Katrina Picariello

Dublin vet student Katrina Picariello volunteered with a VetAid project in Tanzania

I keep wondering even after the trip what I did to deserve such an experience.

I will never forget the feeling I had as our car pulled up to the first boma (enclosed family camp) and I was greeted by a large group of Maasai women and children.  They opened the car door, took my hands and pulled me out of the car.  They were all smiles and laughter as they spoke to me in Swahili.  It was one of the warmest and greatest welcomes I have ever felt.  I was overwhelmed by their willingness to embrace a total stranger and foreigner into their circle for a brief meeting.  They were excited about the progress they had made in their community and education and grateful for all the help VETAID was giving them.  They showed me all the beadwork that they had made and how they could write their names.  I felt privileged to be part of their meeting.

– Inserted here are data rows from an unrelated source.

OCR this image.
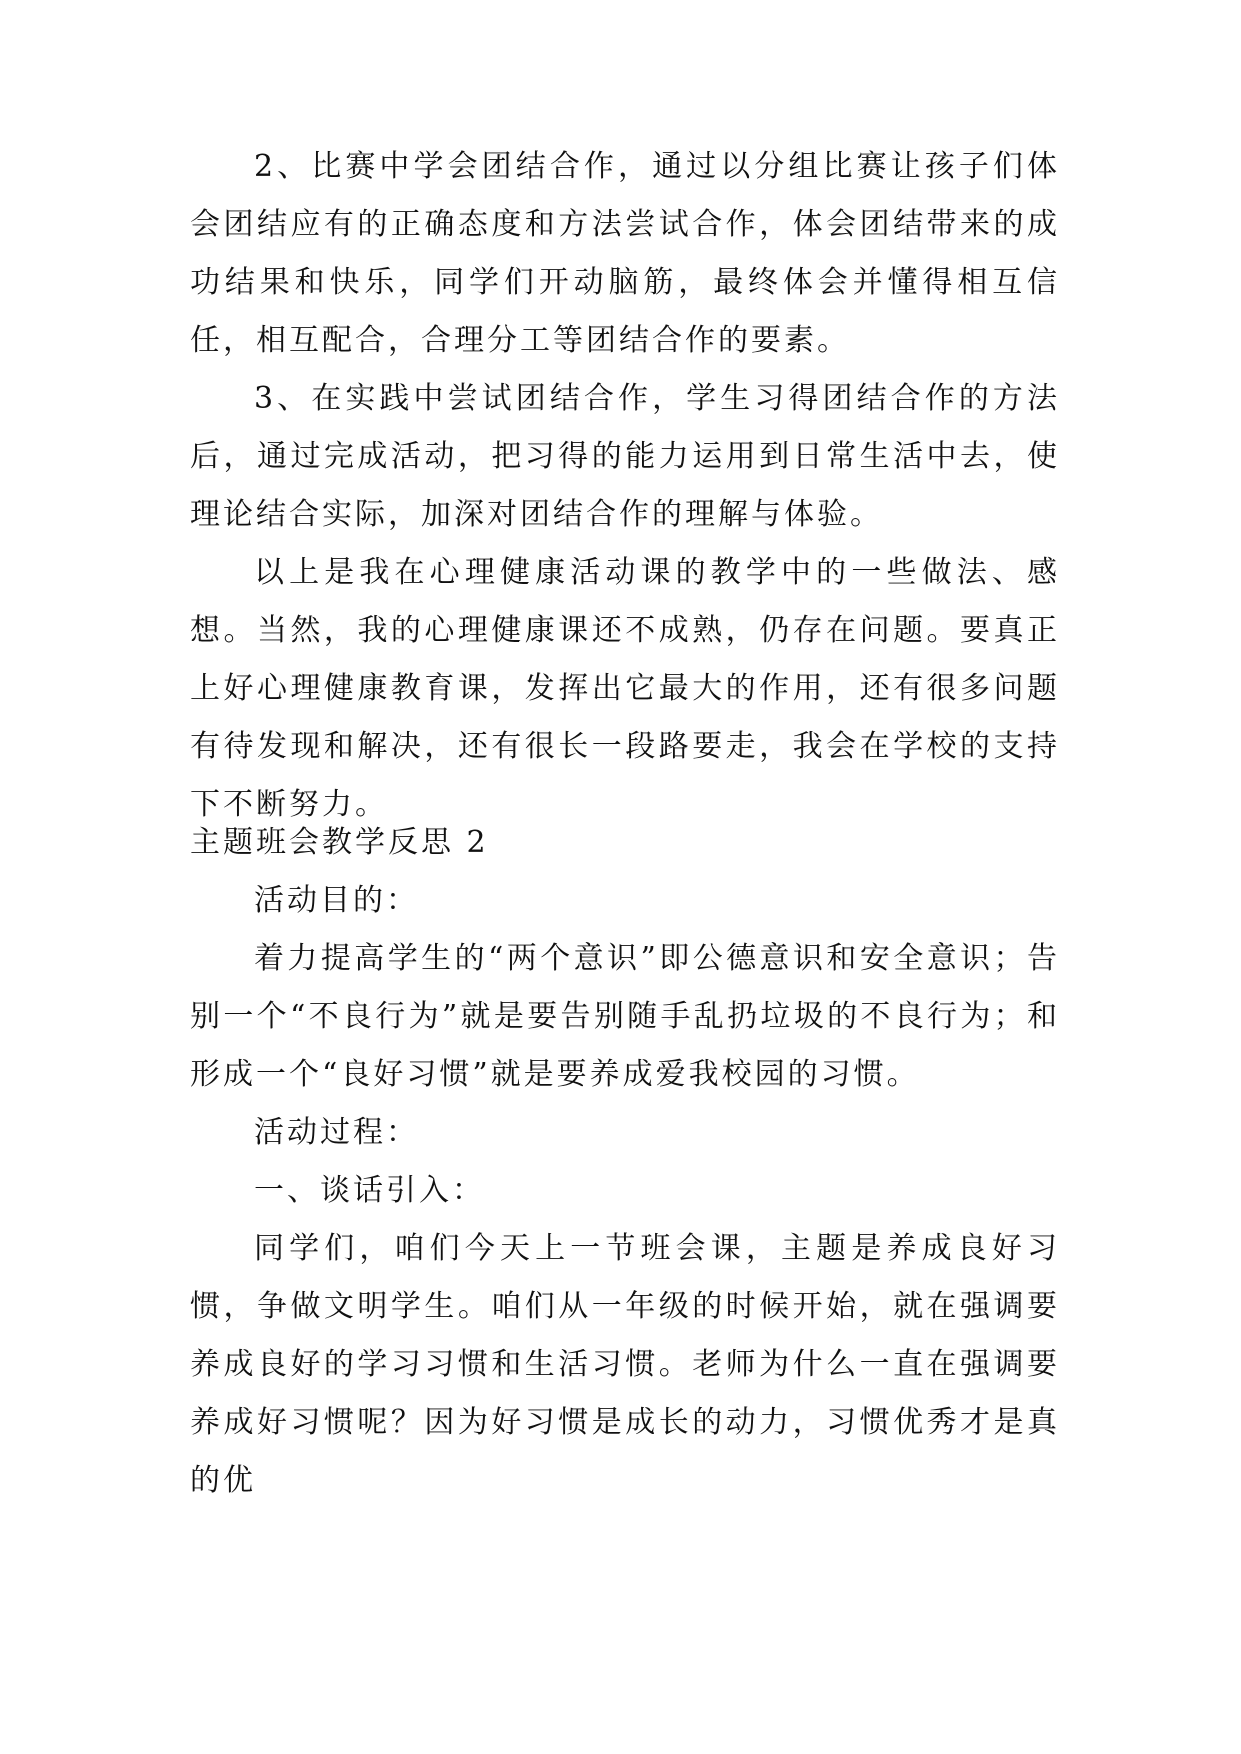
2、比赛中学会团结合作，通过以分组比赛让孩子们体会团结应有的正确态度和方法尝试合作，体会团结带来的成功结果和快乐，同学们开动脑筋，最终体会并懂得相互信任，相互配合，合理分工等团结合作的要素。

3、在实践中尝试团结合作，学生习得团结合作的方法后，通过完成活动，把习得的能力运用到日常生活中去，使理论结合实际，加深对团结合作的理解与体验。

以上是我在心理健康活动课的教学中的一些做法、感想。当然，我的心理健康课还不成熟，仍存在问题。要真正上好心理健康教育课，发挥出它最大的作用，还有很多问题有待发现和解决，还有很长一段路要走，我会在学校的支持下不断努力。

主题班会教学反思 2

活动目的：

着力提高学生的“两个意识”即公德意识和安全意识；告别一个“不良行为”就是要告别随手乱扔垃圾的不良行为；和形成一个“良好习惯”就是要养成爱我校园的习惯。

活动过程：

一、谈话引入：

同学们，咱们今天上一节班会课，主题是养成良好习惯，争做文明学生。咱们从一年级的时候开始，就在强调要养成良好的学习习惯和生活习惯。老师为什么一直在强调要养成好习惯呢？因为好习惯是成长的动力，习惯优秀才是真的优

Foot and mouth disease conjures up visions of mass hysteria in developed countries.  In Tanzania it is endemic and is just part of a herd’s life history.  The infection seems to be mild with only mouth ulcers.  Rarely do they find other wounds.  They do not isolate the animal unless it is severely affected.  There are no fancy diagnostics or treatments and it is treated until the infection resolves.  They simply wash the ulcers with salt water or urine and potassium permanganate. Ndanu, the vet, could not believe how much of a big deal FMD is in Ireland and the UK and he could not understand why we reacted the way we did.  Developed countries have to worry about the economic repercussions of exotic diseases as it relates to farm losses, trade restrictions and public health.  Tanzania does not.

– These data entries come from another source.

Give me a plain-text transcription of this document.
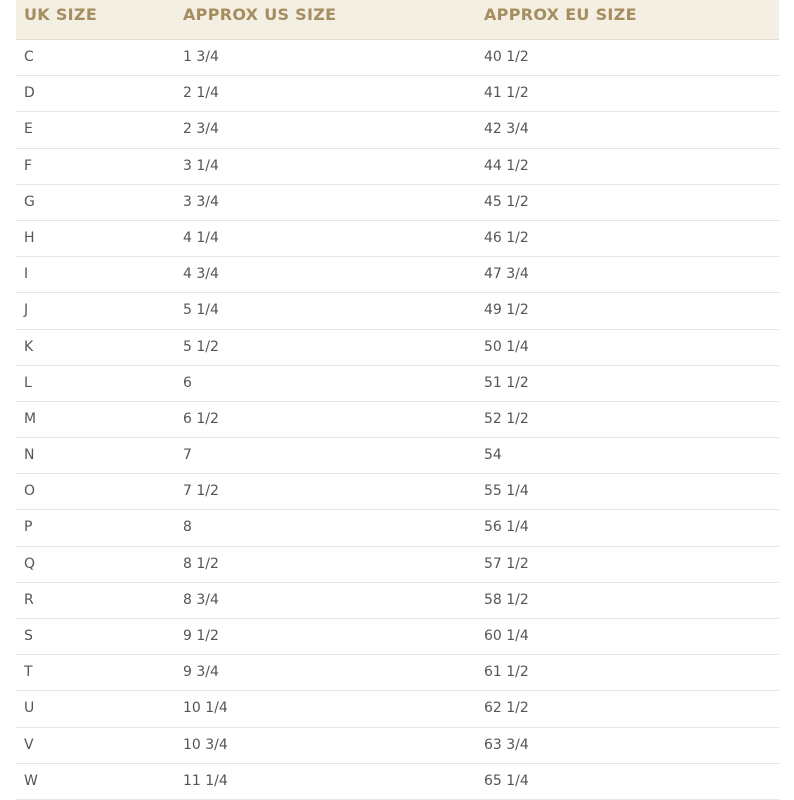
UK SIZE	APPROX US SIZE	APPROX EU SIZE
C	1 3/4	40 1/2
D	2 1/4	41 1/2
E	2 3/4	42 3/4
F	3 1/4	44 1/2
G	3 3/4	45 1/2
H	4 1/4	46 1/2
I	4 3/4	47 3/4
J	5 1/4	49 1/2
K	5 1/2	50 1/4
L	6	51 1/2
M	6 1/2	52 1/2
N	7	54
O	7 1/2	55 1/4
P	8	56 1/4
Q	8 1/2	57 1/2
R	8 3/4	58 1/2
S	9 1/2	60 1/4
T	9 3/4	61 1/2
U	10 1/4	62 1/2
V	10 3/4	63 3/4
W	11 1/4	65 1/4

It is with a heavy heart that I leave Tanzania and VetAid.  They have done so much for me.  You cannot address the problems facing African livestock without first addressing the people who are affected by their livestock and their relationship to them. I keep wondering even after the trip what I did to deserve such an experience.  I think fundraising was the very least I could do.  Vivianne in the Arusha office gave me a kanga (traditional East African cloth worn by women that can be fashioned in various ways as a skirt, top, etc.).  It has a saying along the bottom that translates as, “We have stayed with you in kindness. Go and live in peace.”